Seasons-old screams from the massacre flood my mind. I shudder as I remember the sickening sounds of the palace’s invisible, enchanted blades tearing through dragon flesh, cutting the wings off of some and puncturing the underbellies of others, like Zay. Each newly cut-off set of wings in turn came to life and sawed off flesh and bone from more dragons. So many were permanently sea dragons now—assuming they didn’t bleed to death—and Zaylam, now, is permanently an air dragon. With her air bladder shredded as it was during the massacre, she’ll never get to swim to Qathram on the Izlanian side of the Flowing. It’s not something we really talk about, but I know it weighs heavily on her. I can feel it.
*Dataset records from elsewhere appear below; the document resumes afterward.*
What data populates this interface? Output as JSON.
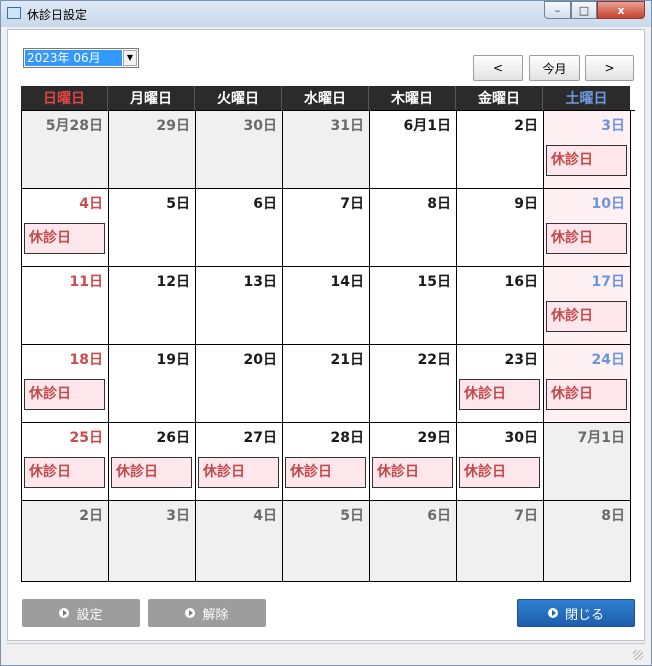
{
  "window": {
    "title": "休診日設定",
    "controls": {
      "minimize": "–",
      "maximize": "□",
      "close": "x"
    }
  },
  "toolbar": {
    "month_value": "2023年 06月",
    "prev_label": "<",
    "today_label": "今月",
    "next_label": ">"
  },
  "calendar": {
    "headers": [
      "日曜日",
      "月曜日",
      "火曜日",
      "水曜日",
      "木曜日",
      "金曜日",
      "土曜日"
    ],
    "badge_label": "休診日",
    "weeks": [
      [
        {
          "d": "5月28日",
          "other": true
        },
        {
          "d": "29日",
          "other": true
        },
        {
          "d": "30日",
          "other": true
        },
        {
          "d": "31日",
          "other": true
        },
        {
          "d": "6月1日"
        },
        {
          "d": "2日"
        },
        {
          "d": "3日",
          "off": true
        }
      ],
      [
        {
          "d": "4日",
          "off": true
        },
        {
          "d": "5日"
        },
        {
          "d": "6日"
        },
        {
          "d": "7日"
        },
        {
          "d": "8日"
        },
        {
          "d": "9日"
        },
        {
          "d": "10日",
          "off": true
        }
      ],
      [
        {
          "d": "11日"
        },
        {
          "d": "12日"
        },
        {
          "d": "13日"
        },
        {
          "d": "14日"
        },
        {
          "d": "15日"
        },
        {
          "d": "16日"
        },
        {
          "d": "17日",
          "off": true
        }
      ],
      [
        {
          "d": "18日",
          "off": true
        },
        {
          "d": "19日"
        },
        {
          "d": "20日"
        },
        {
          "d": "21日"
        },
        {
          "d": "22日"
        },
        {
          "d": "23日",
          "off": true
        },
        {
          "d": "24日",
          "off": true
        }
      ],
      [
        {
          "d": "25日",
          "off": true
        },
        {
          "d": "26日",
          "off": true
        },
        {
          "d": "27日",
          "off": true
        },
        {
          "d": "28日",
          "off": true
        },
        {
          "d": "29日",
          "off": true
        },
        {
          "d": "30日",
          "off": true
        },
        {
          "d": "7月1日",
          "other": true
        }
      ],
      [
        {
          "d": "2日",
          "other": true
        },
        {
          "d": "3日",
          "other": true
        },
        {
          "d": "4日",
          "other": true
        },
        {
          "d": "5日",
          "other": true
        },
        {
          "d": "6日",
          "other": true
        },
        {
          "d": "7日",
          "other": true
        },
        {
          "d": "8日",
          "other": true
        }
      ]
    ]
  },
  "footer": {
    "set_label": "設定",
    "clear_label": "解除",
    "close_label": "閉じる"
  },
  "colors": {
    "sunday": "#cc4b4b",
    "saturday": "#6b95dd",
    "badge_bg": "#fde7ec",
    "close_btn": "#1e5fae"
  }
}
To distract myself as much as to distract her, I put on a horrible Highlander non accent while my hands work over her. “You are aware, are you not, dragon, that an injured specimen is not fit to serve the king? How very inconsiderate of you to just drop out of the sky like that. And at such an inconvenient hour!”
She laughs softly, deep in her long throat, and more golden blood leaks out of her scar. I twist the Energies harder.